“Our engagement with nature, to occupy it and to flatten it to a certain extent … That’s the beginning point,” says artist Matthew Day Jackson on his exhibition ‘Pathetic Fallacy’, the result of a months’ residency in Somerset. During his time in England, the American artist had what he described as a mind-blowing experience of the countryside and kept thinking about how space was organised around the human body, nature, architecture and sculpture.
‘Pathetic Fallacy’ is taking place in Hauser & Wirth, Somerset, a farm turned gallery with residency spaces and a dedicated education building that still functions as a farm. In the middle of nowhere, it feels like the perfect place for this exhibition. It starts with Day Jackson’s ‘Pathetic Fallacy Encyclopaedia’, which gives us an opportunity to access the theoretical framework of his work. This should be a serious attempt by the audience, as it is a serious wall. It brings Bauhaus, the Atomic Age, Ikea, Oppenheimer, Pieta, descriptions of utility, narcissism, satellites and many more together alongside a print and two sculptures by the artist.
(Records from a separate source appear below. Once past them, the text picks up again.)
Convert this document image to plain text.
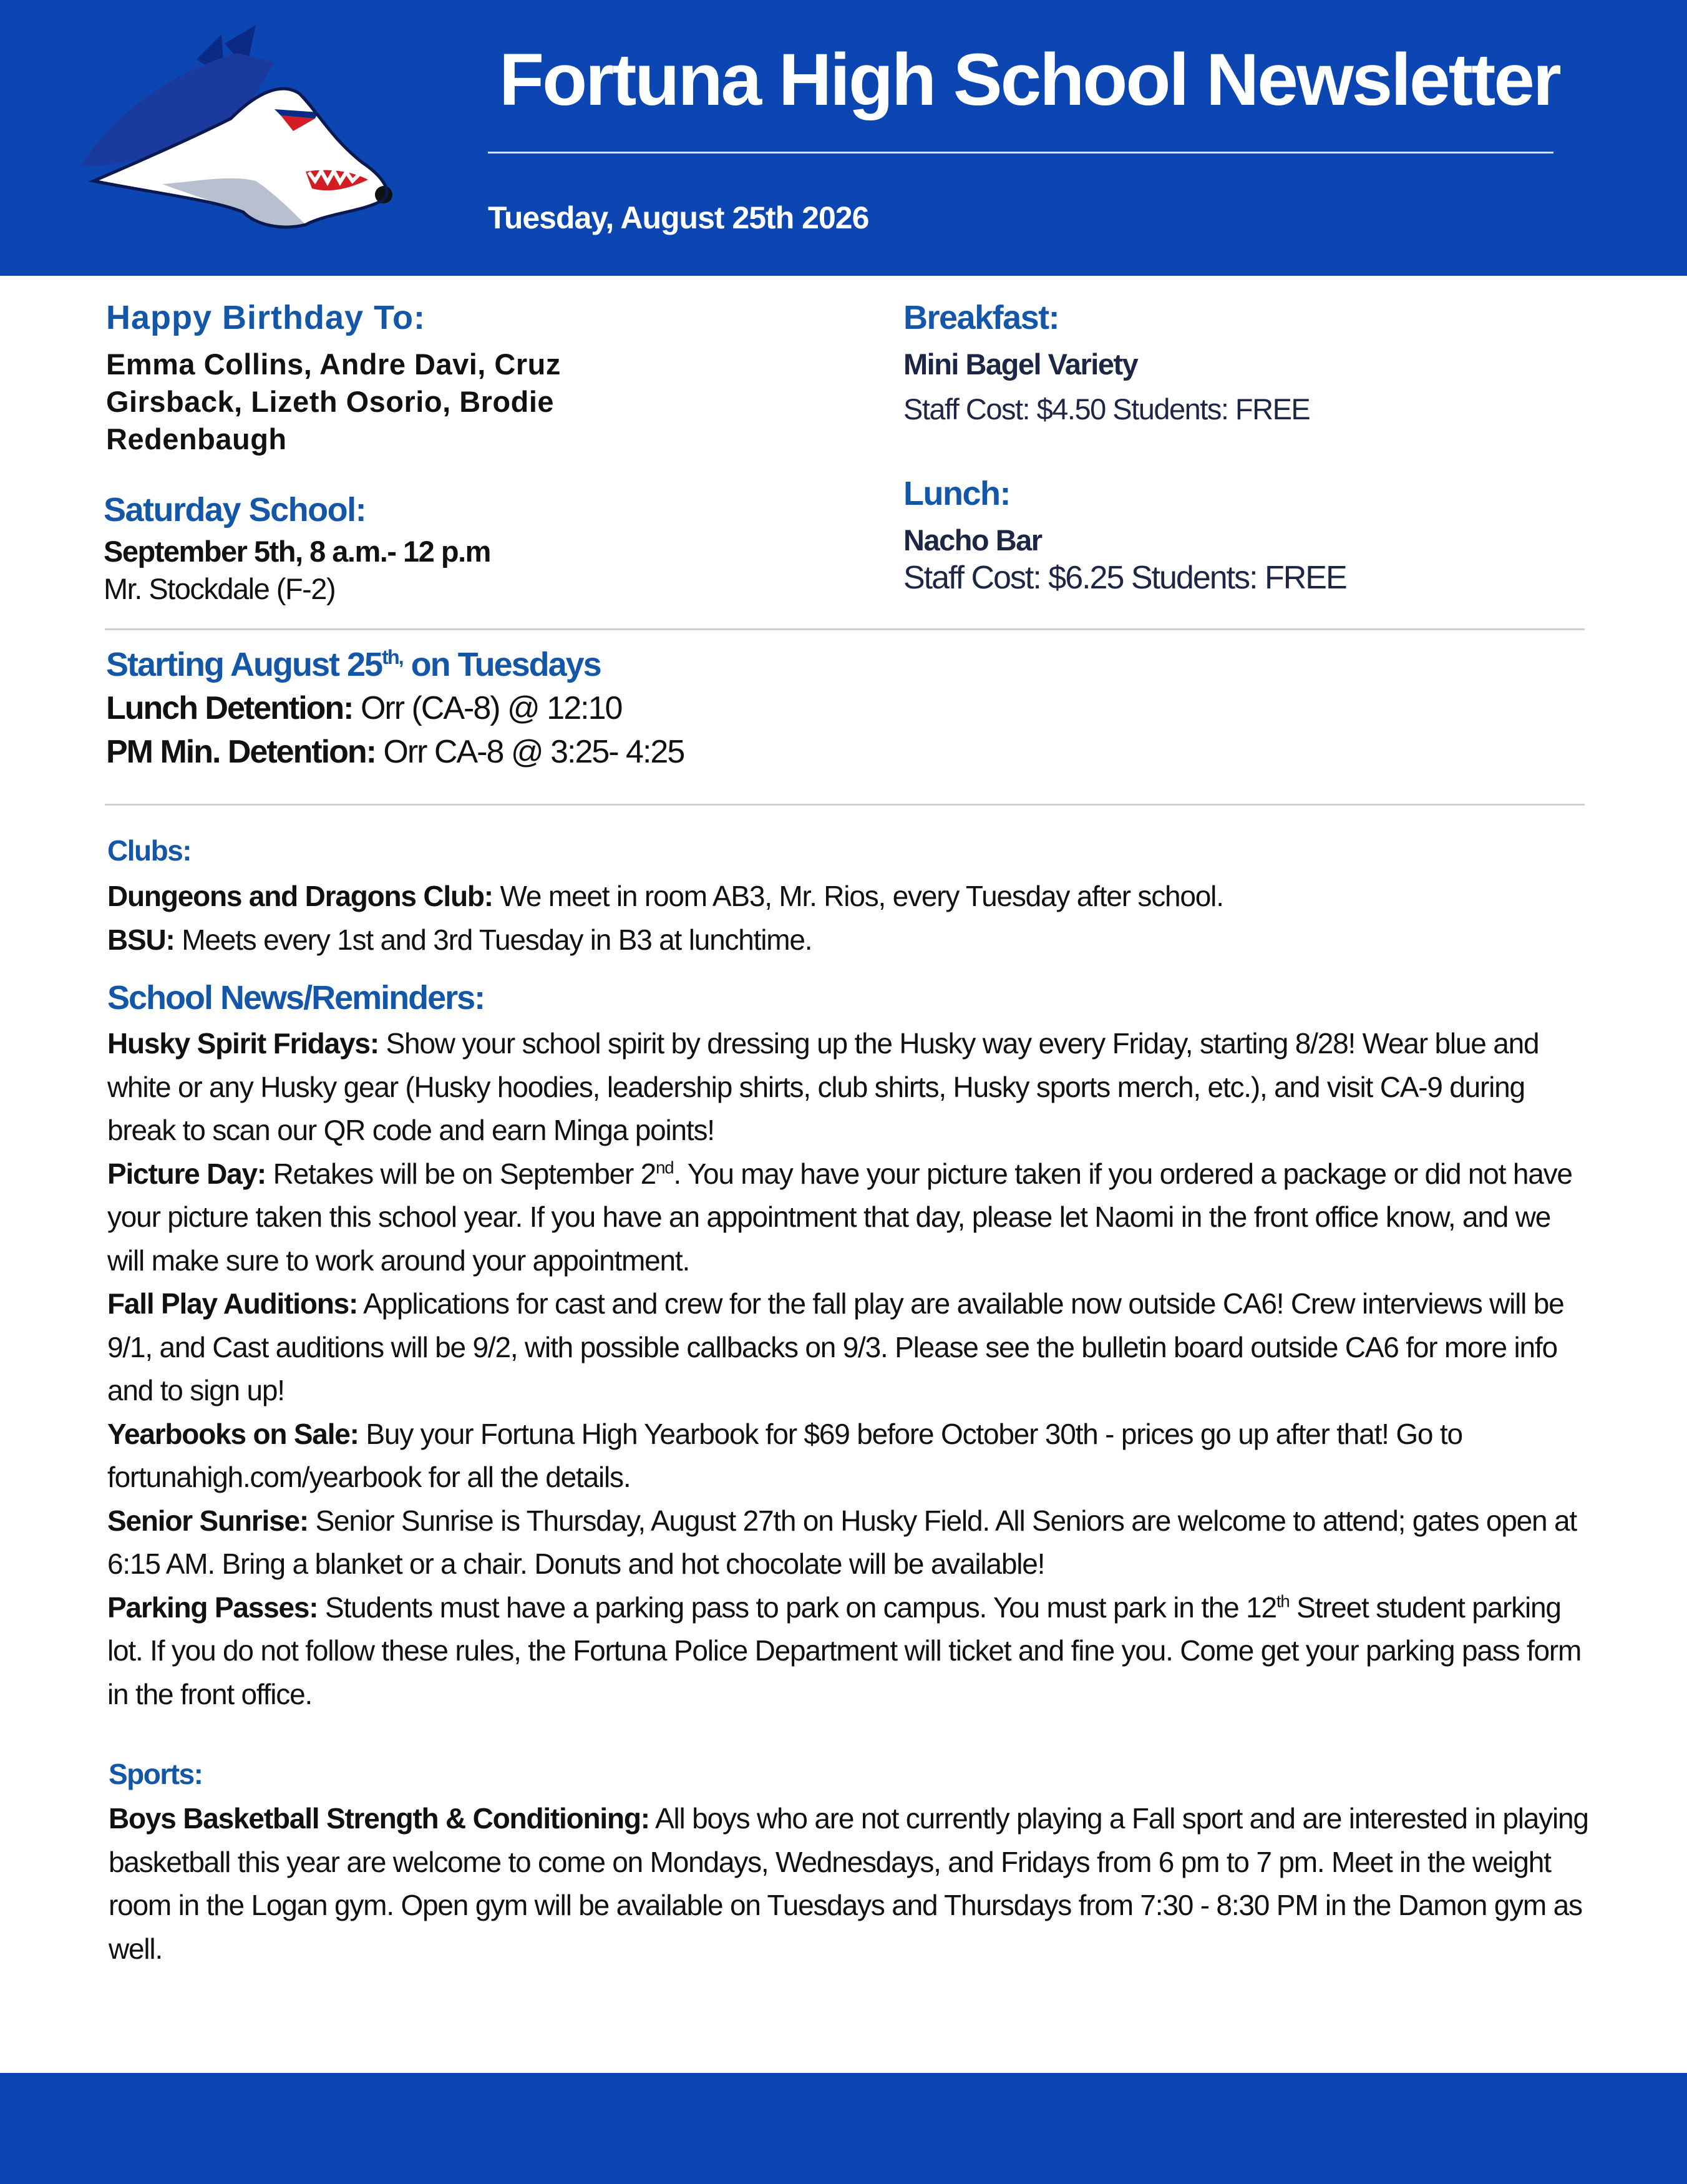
Fortuna High School Newsletter
Tuesday, August 25th 2026

Happy Birthday To:

Emma Collins, Andre Davi, Cruz

Girsback, Lizeth Osorio, Brodie

Redenbaugh

Saturday School:

September 5th, 8 a.m.- 12 p.m

Mr. Stockdale (F-2)

Breakfast:

Mini Bagel Variety

Staff Cost: $4.50 Students: FREE

Lunch:

Nacho Bar

Staff Cost: $6.25 Students: FREE

Starting August $25^{th,}$ on Tuesdays

Lunch Detention: Orr (CA-8) @ 12:10

PM Min. Detention: Orr CA-8 @ 3:25- 4:25

Clubs:

Dungeons and Dragons Club: We meet in room AB3, Mr. Rios, every Tuesday after school.

BSU: Meets every 1st and 3rd Tuesday in B3 at lunchtime.

School News/Reminders:

Husky Spirit Fridays: Show your school spirit by dressing up the Husky way every Friday, starting 8/28! Wear blue and white or any Husky gear (Husky hoodies, leadership shirts, club shirts, Husky sports merch, etc.), and visit CA-9 during break to scan our QR code and earn Minga points!

Picture Day: Retakes will be on September 2nd. You may have your picture taken if you ordered a package or did not have your picture taken this school year. If you have an appointment that day, please let Naomi in the front office know, and we will make sure to work around your appointment.

Fall Play Auditions: Applications for cast and crew for the fall play are available now outside CA6! Crew interviews will be 9/1, and Cast auditions will be 9/2, with possible callbacks on 9/3. Please see the bulletin board outside CA6 for more info and to sign up!

Yearbooks on Sale: Buy your Fortuna High Yearbook for $69 before October 30th - prices go up after that! Go to fortunahigh.com/yearbook for all the details.

Senior Sunrise: Senior Sunrise is Thursday, August 27th on Husky Field. All Seniors are welcome to attend; gates open at 6:15 AM. Bring a blanket or a chair. Donuts and hot chocolate will be available!

Parking Passes: Students must have a parking pass to park on campus. You must park in the 12th Street student parking lot. If you do not follow these rules, the Fortuna Police Department will ticket and fine you. Come get your parking pass form in the front office.

Sports:

Boys Basketball Strength & Conditioning: All boys who are not currently playing a Fall sport and are interested in playing basketball this year are welcome to come on Mondays, Wednesdays, and Fridays from 6 pm to 7 pm. Meet in the weight room in the Logan gym. Open gym will be available on Tuesdays and Thursdays from 7:30 - 8:30 PM in the Damon gym as well.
In the first room of this ‘middle of nowhere’ space, we see the ‘Solipsist’ series, paintings of the earth from above. The source images are from NASA’s collection of astronaut photography, which is a huge public archive. Day Jackson followed 4 elements in these paintings: earth, fire, water and air. Elements represented differently in the works, some by their presence and some by their absence. Collage paintings, which are made predominantly of Formica, also have lead melted to fill some space. The artist says that he tried to make things that are engaging and hopefully mysterious. These large paintings make you look closer and notice the landscape cut into pieces or made by small pieces sitting together perfectly. Borders, created by colours, subtly define the tragedies; shrinking lakes, expanding sea and big chunks of smoke. These are pictures of New Mexico, Colorado and Yellowstone Lake in Wyoming. Day Jackson says that these are pictures of us, not the earth.
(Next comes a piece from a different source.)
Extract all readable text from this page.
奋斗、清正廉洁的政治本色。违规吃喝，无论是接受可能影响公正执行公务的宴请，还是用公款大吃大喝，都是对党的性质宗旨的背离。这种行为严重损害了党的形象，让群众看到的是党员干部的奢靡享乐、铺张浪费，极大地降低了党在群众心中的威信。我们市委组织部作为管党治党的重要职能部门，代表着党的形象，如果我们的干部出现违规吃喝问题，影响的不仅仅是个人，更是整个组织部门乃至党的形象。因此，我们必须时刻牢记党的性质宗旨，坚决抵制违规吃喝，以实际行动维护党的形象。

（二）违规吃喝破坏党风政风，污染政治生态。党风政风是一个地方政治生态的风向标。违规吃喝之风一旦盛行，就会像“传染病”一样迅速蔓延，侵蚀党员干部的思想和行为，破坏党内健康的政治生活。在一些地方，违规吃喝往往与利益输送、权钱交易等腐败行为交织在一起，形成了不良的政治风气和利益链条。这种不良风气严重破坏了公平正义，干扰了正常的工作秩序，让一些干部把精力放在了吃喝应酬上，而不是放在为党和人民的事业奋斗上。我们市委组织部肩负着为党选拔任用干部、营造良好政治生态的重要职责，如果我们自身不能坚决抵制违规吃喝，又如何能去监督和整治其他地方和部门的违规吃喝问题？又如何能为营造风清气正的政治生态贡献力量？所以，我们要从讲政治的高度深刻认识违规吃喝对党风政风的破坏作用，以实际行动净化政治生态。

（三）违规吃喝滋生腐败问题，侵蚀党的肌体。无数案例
These paintings are hung in a room designed to look like a part of a football pitch with white lines and artificial grass. There is also a yew tree and two strange chairs. In the middle of beautified and alienated images of a decaying earth (us) and on the surface of some potential for games, these three sculptures represent death. Day Jackson created a chair for Michelangelo’s ‘Pieta’ and Käthe Kollwitz’s ‘Mother and Dead Child’, a version of the ‘Pieta’. They are the chairs for mourning and death to rest.
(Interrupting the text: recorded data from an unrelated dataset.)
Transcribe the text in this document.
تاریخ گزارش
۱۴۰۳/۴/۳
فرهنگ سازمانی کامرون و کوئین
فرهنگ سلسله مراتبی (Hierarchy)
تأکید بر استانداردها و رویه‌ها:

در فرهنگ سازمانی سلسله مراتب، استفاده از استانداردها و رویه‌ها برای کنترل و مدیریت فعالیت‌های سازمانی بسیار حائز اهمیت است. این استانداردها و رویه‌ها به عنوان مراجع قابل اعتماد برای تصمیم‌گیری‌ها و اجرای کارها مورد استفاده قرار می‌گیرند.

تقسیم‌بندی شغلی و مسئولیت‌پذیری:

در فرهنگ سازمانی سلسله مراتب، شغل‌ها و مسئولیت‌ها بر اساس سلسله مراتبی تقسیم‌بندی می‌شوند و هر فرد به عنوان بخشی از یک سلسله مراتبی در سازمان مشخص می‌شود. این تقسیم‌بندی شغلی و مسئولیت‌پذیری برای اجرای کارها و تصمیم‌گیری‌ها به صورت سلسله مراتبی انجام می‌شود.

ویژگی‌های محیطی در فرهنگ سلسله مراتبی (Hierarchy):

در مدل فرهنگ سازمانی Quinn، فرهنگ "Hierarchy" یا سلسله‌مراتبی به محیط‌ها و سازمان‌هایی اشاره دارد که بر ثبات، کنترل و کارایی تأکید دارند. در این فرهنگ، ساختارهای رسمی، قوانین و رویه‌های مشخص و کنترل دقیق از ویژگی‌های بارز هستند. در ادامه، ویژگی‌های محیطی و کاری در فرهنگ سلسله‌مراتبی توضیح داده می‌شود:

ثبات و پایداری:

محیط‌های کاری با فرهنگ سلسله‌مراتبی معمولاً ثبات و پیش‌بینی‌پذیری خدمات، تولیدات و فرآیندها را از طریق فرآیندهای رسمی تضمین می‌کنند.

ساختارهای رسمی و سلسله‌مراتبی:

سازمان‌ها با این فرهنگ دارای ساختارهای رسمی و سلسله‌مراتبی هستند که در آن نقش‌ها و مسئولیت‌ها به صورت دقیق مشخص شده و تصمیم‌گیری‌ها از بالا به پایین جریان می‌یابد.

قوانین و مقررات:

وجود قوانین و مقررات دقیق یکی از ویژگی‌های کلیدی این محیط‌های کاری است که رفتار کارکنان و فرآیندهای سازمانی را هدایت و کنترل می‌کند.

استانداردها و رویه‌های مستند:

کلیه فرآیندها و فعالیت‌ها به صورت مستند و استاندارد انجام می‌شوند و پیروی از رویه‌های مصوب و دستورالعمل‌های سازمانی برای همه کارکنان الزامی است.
A mixture of playfulness and darkness can be found in other works too. It feels at first like a relief to find myself in the next room, seemingly full of joy and happiness. This is a dining scene with a large table, chairs, ceramics made by the artist’s partner, flying objects, and little mountains and creatures under the table which were made by their children. This family-made sculpture is called ‘Brewtonya’ and feels personal, intimate and like a really happy place. The creatures and flying objects feel like products of the children’s subconscious, made to entertain themselves during a family dinner. Maybe mother and father are telling stories to the kids, which include themselves and their dog – who are also represented amongst the figurines under the table. The scene gives hints of a blissful childhood in a not-so-blissful world. The table is surrounded by Day Jackson’s large nature mortes, big collages of flowers in vases, which are inspired by Brueghel, both the elder and the younger.
Talking about nature morte, Day Jackson says “I wanted to make happy art, I wanted to make something that makes me happy, that was fun. At that time, we believed that we were going to have a woman president. It was a different time. Looking at Brueghels’ still lives; they were exuberant, also were expressing some of the darker narratives that I was interested in. The paintings were holding the flowers, classifying, squishing together, forcing into this predicament …” The main material in these collages is once again Formica, and the flowers are cut out of lace, cotton, denim, wool, and polyester, all found in New York City. “I think of the house I grew up in as a body and Formica as its skin. In these paintings, the flowers are made out of fabric, which similarly covers us and is used to express ourselves to each other.”
This happiness – secretly calling for recognition of nature’s suffering – is looking out through a window covered by printed vinyl in the design of the stained glass from the Lady Chapel of the Wells Cathedral in Somerset. It is as if this complete family scene and the idea of family get their protection and validation from the church.
“I am interested in the things from the past, and how they reflect into the present, and how I bump into past.” From the beginning of the exhibition, the death hanging in the air and chairs for parents holding the dead bodies of their children, to a whole scene from a child’s dream, from an ideal childhood … there is a sense of the full circle of life in ‘Pathetic Fallacy’. The relationship between humans and nature, and the boundaries between nature and the human body are defined and destroyed over again. For some strange reason, the darkness embedded in innocent light cheerfulness is not too mood determining. Perhaps being in a gallery in the English countryside also helps.